Hello Brian, Brian Long wrote:
this server has the settings "1 15 100" there, it is running kernel 2.4.21-20.ELsmp and has uptime 183 days. I am sure that the kernel is exactly the one which showed that bad behaviour I described and caused many outages to our service. I am not sure about the settings in /proc/sys/vm/pagecache, but I think that they were not changed from their default. One correction to my original message: this server has 4 GB RAM, not 2 GB RAM. Right now I cannot experiment with this server, because it runs fine and I couldn't justify any outages for the very important services running there. If we would do anything there, we would install RHEL 4 on another server and switch our services there. I am sorry, but this is a 24x7 production environment and we have no room for experiments...Why would you have a critical machine in place and not be able toreproduce the error on a development or test server?

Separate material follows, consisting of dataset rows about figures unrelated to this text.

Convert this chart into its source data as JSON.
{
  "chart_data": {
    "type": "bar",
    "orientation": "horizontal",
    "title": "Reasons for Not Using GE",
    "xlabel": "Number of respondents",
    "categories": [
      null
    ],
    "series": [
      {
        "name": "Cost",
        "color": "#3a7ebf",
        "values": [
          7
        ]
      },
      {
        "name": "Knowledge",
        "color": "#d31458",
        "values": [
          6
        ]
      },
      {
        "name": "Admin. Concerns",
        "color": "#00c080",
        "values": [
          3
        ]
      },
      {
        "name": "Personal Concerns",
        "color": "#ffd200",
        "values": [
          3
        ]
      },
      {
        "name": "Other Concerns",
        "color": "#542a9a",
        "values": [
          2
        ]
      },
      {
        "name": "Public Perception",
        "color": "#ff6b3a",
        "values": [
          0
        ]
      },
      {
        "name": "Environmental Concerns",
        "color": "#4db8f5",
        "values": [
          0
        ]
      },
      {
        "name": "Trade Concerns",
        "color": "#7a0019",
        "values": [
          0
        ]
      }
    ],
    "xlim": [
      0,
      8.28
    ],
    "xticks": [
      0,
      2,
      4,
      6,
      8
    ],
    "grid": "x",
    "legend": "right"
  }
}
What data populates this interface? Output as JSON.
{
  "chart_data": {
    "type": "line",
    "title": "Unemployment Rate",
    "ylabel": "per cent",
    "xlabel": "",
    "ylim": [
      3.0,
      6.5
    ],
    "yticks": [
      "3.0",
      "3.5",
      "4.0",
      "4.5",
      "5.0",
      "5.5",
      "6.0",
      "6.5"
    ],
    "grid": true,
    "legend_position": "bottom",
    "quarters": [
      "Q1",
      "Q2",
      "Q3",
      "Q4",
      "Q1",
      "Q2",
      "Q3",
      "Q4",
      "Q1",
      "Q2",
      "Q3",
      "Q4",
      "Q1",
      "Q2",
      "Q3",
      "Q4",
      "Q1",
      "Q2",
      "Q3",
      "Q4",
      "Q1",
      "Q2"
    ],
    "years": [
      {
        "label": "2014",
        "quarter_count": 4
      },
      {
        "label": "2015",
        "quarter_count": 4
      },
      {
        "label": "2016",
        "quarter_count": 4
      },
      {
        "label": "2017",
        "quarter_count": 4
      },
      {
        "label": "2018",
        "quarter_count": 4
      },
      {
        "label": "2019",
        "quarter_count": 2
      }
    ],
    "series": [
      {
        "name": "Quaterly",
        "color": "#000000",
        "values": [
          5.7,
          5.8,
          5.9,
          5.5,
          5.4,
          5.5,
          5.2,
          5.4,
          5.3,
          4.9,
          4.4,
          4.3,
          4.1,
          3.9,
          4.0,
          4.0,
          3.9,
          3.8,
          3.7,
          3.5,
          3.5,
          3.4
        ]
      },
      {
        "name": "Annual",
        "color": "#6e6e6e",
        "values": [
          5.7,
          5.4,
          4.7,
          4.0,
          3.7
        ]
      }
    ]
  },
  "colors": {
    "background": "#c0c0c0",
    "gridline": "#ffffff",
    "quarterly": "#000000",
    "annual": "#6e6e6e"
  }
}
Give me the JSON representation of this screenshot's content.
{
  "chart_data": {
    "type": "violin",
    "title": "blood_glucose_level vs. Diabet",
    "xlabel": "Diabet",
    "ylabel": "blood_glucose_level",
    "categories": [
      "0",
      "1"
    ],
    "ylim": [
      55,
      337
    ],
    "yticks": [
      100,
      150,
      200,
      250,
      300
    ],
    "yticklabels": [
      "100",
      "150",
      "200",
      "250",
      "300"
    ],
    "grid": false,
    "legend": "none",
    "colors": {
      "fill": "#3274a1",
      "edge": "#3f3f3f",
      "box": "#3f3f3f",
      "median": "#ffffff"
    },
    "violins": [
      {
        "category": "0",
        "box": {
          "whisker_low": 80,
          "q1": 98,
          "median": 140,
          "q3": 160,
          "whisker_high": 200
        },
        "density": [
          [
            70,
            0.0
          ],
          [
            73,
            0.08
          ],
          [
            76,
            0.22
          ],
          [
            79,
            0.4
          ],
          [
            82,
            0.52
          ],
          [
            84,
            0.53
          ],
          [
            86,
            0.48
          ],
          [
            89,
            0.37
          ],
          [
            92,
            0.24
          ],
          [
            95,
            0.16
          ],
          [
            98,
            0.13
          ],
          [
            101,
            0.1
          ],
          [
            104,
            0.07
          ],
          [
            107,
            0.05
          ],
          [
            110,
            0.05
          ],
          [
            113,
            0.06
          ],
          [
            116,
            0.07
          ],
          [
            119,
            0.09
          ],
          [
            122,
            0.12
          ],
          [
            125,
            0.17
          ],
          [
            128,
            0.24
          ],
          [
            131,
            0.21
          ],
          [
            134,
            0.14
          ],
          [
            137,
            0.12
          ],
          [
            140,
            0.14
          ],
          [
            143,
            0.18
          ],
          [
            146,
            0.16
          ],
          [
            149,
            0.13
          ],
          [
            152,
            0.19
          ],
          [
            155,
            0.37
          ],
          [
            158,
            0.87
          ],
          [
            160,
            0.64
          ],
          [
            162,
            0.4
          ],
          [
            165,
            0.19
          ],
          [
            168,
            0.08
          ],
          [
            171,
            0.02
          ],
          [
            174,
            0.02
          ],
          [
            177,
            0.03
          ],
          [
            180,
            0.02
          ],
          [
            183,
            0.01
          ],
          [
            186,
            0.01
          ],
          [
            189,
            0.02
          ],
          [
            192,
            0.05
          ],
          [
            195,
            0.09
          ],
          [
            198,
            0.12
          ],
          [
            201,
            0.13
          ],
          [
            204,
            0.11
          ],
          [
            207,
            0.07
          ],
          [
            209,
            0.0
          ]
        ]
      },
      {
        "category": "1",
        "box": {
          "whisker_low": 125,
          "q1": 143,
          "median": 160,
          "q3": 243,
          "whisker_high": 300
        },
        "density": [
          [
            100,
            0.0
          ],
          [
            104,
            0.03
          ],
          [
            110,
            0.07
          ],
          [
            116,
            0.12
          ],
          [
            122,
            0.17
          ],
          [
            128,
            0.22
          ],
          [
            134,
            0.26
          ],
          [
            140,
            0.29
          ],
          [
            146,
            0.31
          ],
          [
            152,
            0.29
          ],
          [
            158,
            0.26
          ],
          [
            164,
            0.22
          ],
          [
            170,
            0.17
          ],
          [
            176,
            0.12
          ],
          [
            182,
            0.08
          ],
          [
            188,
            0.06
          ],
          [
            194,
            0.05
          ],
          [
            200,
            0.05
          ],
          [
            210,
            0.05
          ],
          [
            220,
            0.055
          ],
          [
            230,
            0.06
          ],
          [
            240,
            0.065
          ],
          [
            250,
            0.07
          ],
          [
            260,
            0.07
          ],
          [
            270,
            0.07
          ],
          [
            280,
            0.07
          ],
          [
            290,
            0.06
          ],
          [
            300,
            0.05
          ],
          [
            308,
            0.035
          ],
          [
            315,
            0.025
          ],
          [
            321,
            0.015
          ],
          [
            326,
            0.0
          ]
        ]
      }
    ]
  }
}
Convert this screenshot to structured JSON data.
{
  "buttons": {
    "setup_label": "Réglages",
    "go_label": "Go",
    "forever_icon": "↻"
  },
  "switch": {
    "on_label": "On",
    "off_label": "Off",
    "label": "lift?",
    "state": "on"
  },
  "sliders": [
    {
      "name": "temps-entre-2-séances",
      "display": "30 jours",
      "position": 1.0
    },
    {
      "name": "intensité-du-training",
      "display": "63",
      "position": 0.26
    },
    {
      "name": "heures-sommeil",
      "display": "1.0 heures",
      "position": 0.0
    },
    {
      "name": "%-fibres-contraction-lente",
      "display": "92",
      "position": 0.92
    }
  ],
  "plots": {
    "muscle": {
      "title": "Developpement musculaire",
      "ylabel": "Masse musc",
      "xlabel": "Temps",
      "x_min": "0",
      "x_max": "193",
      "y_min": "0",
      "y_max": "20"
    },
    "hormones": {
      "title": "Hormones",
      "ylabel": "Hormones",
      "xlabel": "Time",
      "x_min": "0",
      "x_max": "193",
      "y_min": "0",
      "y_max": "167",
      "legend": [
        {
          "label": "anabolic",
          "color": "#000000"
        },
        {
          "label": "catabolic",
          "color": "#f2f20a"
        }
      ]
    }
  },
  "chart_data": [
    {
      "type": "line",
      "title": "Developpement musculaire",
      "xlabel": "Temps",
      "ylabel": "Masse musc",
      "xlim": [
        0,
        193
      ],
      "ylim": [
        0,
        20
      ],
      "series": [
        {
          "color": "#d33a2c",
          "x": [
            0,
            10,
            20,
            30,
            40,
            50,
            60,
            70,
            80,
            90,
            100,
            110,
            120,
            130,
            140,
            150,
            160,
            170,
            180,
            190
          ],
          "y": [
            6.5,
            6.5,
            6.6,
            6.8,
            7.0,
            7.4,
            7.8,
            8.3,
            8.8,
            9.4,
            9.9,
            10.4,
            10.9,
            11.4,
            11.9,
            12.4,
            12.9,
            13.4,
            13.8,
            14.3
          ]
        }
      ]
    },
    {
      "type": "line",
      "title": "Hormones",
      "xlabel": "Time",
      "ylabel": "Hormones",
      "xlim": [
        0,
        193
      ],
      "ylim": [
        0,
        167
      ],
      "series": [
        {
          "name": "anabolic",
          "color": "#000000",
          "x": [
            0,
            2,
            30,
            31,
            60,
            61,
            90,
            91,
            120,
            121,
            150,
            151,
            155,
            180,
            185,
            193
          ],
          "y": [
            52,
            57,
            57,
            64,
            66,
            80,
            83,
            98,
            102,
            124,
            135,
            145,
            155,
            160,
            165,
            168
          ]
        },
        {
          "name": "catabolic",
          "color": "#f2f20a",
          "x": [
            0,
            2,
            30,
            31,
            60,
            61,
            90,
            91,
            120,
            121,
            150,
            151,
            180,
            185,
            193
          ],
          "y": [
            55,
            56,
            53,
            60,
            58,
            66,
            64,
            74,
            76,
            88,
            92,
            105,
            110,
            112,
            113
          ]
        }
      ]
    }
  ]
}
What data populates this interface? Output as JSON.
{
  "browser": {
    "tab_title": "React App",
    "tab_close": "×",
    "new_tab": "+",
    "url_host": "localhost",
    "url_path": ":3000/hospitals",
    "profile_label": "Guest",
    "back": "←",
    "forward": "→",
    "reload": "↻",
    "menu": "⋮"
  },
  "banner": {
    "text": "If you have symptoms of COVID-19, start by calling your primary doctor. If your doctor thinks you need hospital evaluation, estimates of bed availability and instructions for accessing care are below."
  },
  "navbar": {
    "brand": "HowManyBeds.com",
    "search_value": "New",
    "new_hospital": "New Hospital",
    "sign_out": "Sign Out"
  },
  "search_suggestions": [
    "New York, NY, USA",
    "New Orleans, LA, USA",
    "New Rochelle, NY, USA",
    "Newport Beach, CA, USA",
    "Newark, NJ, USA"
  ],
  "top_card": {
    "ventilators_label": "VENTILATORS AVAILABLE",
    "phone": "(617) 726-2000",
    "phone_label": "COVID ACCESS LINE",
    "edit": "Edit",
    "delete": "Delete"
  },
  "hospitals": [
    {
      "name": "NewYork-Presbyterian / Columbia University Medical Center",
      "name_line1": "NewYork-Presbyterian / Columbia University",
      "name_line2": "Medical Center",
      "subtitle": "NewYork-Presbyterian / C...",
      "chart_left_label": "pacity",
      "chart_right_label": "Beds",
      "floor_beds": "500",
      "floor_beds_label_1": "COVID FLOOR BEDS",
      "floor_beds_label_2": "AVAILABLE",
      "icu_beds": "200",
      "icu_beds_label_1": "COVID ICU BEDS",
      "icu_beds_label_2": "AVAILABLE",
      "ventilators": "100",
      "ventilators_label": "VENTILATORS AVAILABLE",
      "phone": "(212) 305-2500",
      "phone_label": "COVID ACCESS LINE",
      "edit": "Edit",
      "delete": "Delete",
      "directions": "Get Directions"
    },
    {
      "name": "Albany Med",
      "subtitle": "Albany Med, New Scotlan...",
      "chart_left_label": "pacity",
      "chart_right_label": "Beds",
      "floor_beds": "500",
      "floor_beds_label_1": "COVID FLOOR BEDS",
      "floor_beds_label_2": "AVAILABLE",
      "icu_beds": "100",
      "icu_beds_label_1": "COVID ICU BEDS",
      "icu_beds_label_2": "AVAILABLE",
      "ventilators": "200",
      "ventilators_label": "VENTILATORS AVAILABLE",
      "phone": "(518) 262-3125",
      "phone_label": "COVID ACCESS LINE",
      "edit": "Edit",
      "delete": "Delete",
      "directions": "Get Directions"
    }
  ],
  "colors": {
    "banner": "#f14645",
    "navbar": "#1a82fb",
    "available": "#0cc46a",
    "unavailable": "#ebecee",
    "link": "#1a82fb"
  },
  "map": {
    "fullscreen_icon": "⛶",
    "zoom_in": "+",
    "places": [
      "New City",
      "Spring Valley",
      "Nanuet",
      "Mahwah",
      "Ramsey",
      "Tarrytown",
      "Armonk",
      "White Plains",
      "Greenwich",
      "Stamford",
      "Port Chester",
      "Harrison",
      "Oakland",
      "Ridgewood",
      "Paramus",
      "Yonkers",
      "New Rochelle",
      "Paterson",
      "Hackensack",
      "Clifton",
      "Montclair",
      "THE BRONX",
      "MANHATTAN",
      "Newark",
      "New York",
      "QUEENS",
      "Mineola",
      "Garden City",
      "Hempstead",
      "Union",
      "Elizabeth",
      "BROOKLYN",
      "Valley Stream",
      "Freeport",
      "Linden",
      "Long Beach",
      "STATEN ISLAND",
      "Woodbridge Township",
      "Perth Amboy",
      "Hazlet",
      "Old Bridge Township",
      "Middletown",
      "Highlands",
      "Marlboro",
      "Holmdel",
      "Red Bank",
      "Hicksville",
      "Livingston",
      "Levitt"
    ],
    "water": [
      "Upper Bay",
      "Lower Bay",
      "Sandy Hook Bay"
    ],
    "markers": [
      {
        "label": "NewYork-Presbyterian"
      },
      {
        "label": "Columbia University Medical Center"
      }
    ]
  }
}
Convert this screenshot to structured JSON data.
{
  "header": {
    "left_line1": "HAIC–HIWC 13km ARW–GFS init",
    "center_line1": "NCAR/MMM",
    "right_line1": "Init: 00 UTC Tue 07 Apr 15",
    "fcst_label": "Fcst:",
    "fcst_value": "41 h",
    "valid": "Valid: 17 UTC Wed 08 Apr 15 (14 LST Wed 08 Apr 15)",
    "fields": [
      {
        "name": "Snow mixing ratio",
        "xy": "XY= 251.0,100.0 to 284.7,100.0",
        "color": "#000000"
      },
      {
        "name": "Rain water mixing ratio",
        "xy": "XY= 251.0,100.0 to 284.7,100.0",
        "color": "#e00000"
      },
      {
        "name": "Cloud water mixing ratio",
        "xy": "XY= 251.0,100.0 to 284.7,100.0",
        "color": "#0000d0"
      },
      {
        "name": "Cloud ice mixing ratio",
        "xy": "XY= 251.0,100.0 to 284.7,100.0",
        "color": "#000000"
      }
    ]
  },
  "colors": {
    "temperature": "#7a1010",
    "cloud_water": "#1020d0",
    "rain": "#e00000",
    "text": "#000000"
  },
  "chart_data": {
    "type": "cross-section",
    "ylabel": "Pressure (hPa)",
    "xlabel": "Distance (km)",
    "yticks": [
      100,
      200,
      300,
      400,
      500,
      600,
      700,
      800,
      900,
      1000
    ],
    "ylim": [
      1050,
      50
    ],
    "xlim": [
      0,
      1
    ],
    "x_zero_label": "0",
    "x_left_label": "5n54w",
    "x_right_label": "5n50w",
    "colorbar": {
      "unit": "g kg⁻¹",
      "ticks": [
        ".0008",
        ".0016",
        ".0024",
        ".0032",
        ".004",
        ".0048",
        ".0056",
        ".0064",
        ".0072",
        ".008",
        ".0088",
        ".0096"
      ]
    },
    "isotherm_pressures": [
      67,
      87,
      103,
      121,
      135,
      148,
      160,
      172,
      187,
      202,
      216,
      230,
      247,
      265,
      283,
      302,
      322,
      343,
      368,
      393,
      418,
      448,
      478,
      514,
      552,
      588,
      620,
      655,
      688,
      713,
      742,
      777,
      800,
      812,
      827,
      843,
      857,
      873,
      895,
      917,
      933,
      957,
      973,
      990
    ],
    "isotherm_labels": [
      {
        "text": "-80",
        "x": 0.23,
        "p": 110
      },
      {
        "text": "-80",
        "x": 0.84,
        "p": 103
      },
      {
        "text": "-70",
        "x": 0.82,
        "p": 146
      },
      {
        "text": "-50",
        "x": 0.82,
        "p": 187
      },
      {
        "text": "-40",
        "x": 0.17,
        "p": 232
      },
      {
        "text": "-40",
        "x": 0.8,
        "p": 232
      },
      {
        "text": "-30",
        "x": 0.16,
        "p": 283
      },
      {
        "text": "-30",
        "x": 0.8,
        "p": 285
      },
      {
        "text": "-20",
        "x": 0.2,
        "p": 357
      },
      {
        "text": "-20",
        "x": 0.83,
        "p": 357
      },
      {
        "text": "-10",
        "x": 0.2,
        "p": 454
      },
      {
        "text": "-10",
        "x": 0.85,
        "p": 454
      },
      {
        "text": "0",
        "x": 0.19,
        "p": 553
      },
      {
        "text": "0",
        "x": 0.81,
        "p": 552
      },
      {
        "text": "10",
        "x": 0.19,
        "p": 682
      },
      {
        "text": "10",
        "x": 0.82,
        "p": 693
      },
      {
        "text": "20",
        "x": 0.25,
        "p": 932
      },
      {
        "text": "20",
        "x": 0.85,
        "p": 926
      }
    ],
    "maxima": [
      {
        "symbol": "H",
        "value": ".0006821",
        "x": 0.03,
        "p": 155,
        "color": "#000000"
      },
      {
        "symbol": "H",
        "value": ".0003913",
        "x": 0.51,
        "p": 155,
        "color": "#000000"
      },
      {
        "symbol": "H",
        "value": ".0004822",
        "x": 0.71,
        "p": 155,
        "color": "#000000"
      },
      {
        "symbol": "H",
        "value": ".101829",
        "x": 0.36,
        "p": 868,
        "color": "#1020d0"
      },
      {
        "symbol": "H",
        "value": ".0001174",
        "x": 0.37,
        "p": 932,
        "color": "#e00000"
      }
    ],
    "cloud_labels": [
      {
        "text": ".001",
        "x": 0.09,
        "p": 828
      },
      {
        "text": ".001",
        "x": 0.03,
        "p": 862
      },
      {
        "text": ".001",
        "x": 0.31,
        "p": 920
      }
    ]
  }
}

I never wrote that. We have test servers. However, considering that we have a perffectly working solution (RHEL 3 AS with swapping disabled), I don't know how could I justify spending resources (mostly people's time) on changing it. Additionally, every change means increasing possibility of breaking stuff, you know...
I'm used to a different model. Everything is developed in dev, tested in stage and then put into production. Yes, it means 3 servers for each production service, but it's worth it.
Sure, we went through a very similar proces, and we ended up with a fully working scenario in production. What's wrong with that?
FYI, I was wrong about pagecache. The old values were 1 15 100 and the new values are 1 15 30. This means pagecache will only occupy 30% of your total RAM.
Thanks for this hint. However, I still think that if we would need to change our setup, I think that we would simply go away from RHEL 3 - either to RHEL 4, or to even newer RHEL, or a different OS (maybe not even Linux - all we need is a working JVM).
Leos